In 1949 the Chinese Communist Party (CCP) established the People’s Republic of China (PRC), a totalitarian regime. Although the CCP denied human rights, as understood in the West, to all its citizens, it had a particularly hostile relationship with the intellectuals, whom it distrusted. The repression was especially severe during Mao Zedong’s (Mao Tsetung’s) rule.
Mao died in 1976 and bequeathed a bankrupt nation to his successor, Deng Xiaoping (Teng Hsiaop’ing). Deng sought to pull China out of its economic disaster by reforms called the “Four Modernizations”—of agriculture, industry, science, and defense. He also somewhat relaxed intellectual controls in 1978 by allowing a Democracy Wall in the capital city Beijing (Peking), where citizens could air their grievances. Deng was surprised by the extent and bitterness of the complaints and stunned by an article posted by a young man named Wei Jingsheng entitled “The Fifth Modernization: Democracy.” Wei (born 1950) was the son of committed communist parents and had lived a privileged life in Beijing.
His travels during the Cultural Revolution exposed him to the horrors and inequities of a regime that condemned millions to death by man-made famines and that denied justice to ordinary people. His article argued that the Four Modernizations were not enough without a fifth—democracy. For this he was arrested, convicted of “counterrevolution” in a show trial, and sentenced to 15 years of hard labor. He became China’s most famous political prisoner. Wei was released in 1993, one-and a-half years short of serving his full term—not because the regime had come to accept international standards of human rights but because it wanted to host the 2000 Olympics in Beijing. He was rearrested and sentenced to another long jail term in 1994 for speaking out for human rights, but was released in 1997 and exiled to the United States.
Countless other Chinese were tortured, imprisoned, and killed for seeking religious freedom or for other perceived offenses against the Communist Party. One was Harry Wu (born 1937), who began to suffer severe persecution as a college student. After becoming a U.S. citizen, Wu worked to expose the Chinese government practice of imprisoning political dissenters in brutal labor camps and selling their products and the organs of the prisoners to the United States and other nations.

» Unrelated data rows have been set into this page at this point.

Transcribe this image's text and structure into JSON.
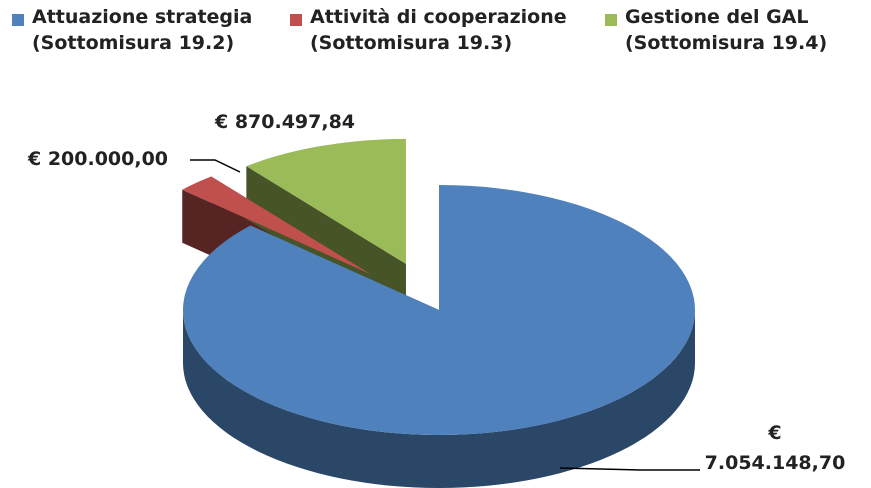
{
  "chart_data": {
    "type": "pie",
    "categories": [
      "Attuazione strategia (Sottomisura 19.2)",
      "Attività di cooperazione (Sottomisura 19.3)",
      "Gestione del GAL (Sottomisura 19.4)"
    ],
    "values": [
      7054148.7,
      200000.0,
      870497.84
    ],
    "value_labels": [
      "€ 7.054.148,70",
      "€ 200.000,00",
      "€ 870.497,84"
    ],
    "colors": [
      "#4f81bd",
      "#c0504d",
      "#9bbb59"
    ],
    "legend": "top"
  }
}
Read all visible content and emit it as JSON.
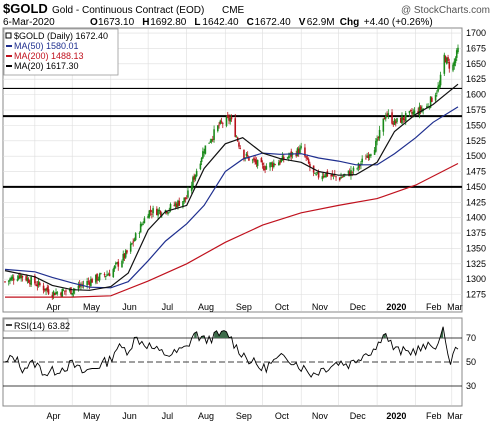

Two world-famous victims were intellectual leaders Fang Lizhi (Fang Li-tzu, born 1936) and Liu Binyan (Liu Ping-yen, born 1925). Fang was China’s leading astrophysicist and vice president of the prestigious Chinese University of Science and Technology. For supporting students’ demands for genuine elections, for advocating democracy and intellectual freedom, and for demanding that Wei Jing-sheng be released, he was dismissed from his positions in 1987 and expelled from the CCP. When President George H. W. Bush invited Fang and his wife to a state dinner that he hosted during a visit to China in 1989, the Chinese leaders sent police to prevent them from attending.
Liu Binyan was a famous literary figure and also an investigative reporter for the newspaper the People’s Daily. For exposing the massive abuses of power by the CCP, he was dismissed from the party. Their fame protected Fang and Liu from arrest, but both were exiled—to Great Britain and the United States, respectively. Among the four, Wei, Fang, and Liu began as committed communists and later became determined opponents of communism. Wei and Wu suffered long and harsh imprisonment. Millions of other Chinese, named and unnamed, continued to suffer the denial of their human rights.
Bibliography:
- Binyan, Liu. “Tell the World” What Happened in China and Why. Translated by Henry L. Epstein. New York: Pantheon Books, 1989;
- Salisbury, Harrison E. The New Emperors: China in the Era of Mao and Deng. Boston: Little, Brown, 1992;
- Wei Jingsheng. The Courage to Stand Alone. New York: Penguin, USA, 1997;
- Wu, Harry, with George Vecsey. Troublemaker, One Man’s Crusade against China’s Cruelty. New York: Time Books, 1996.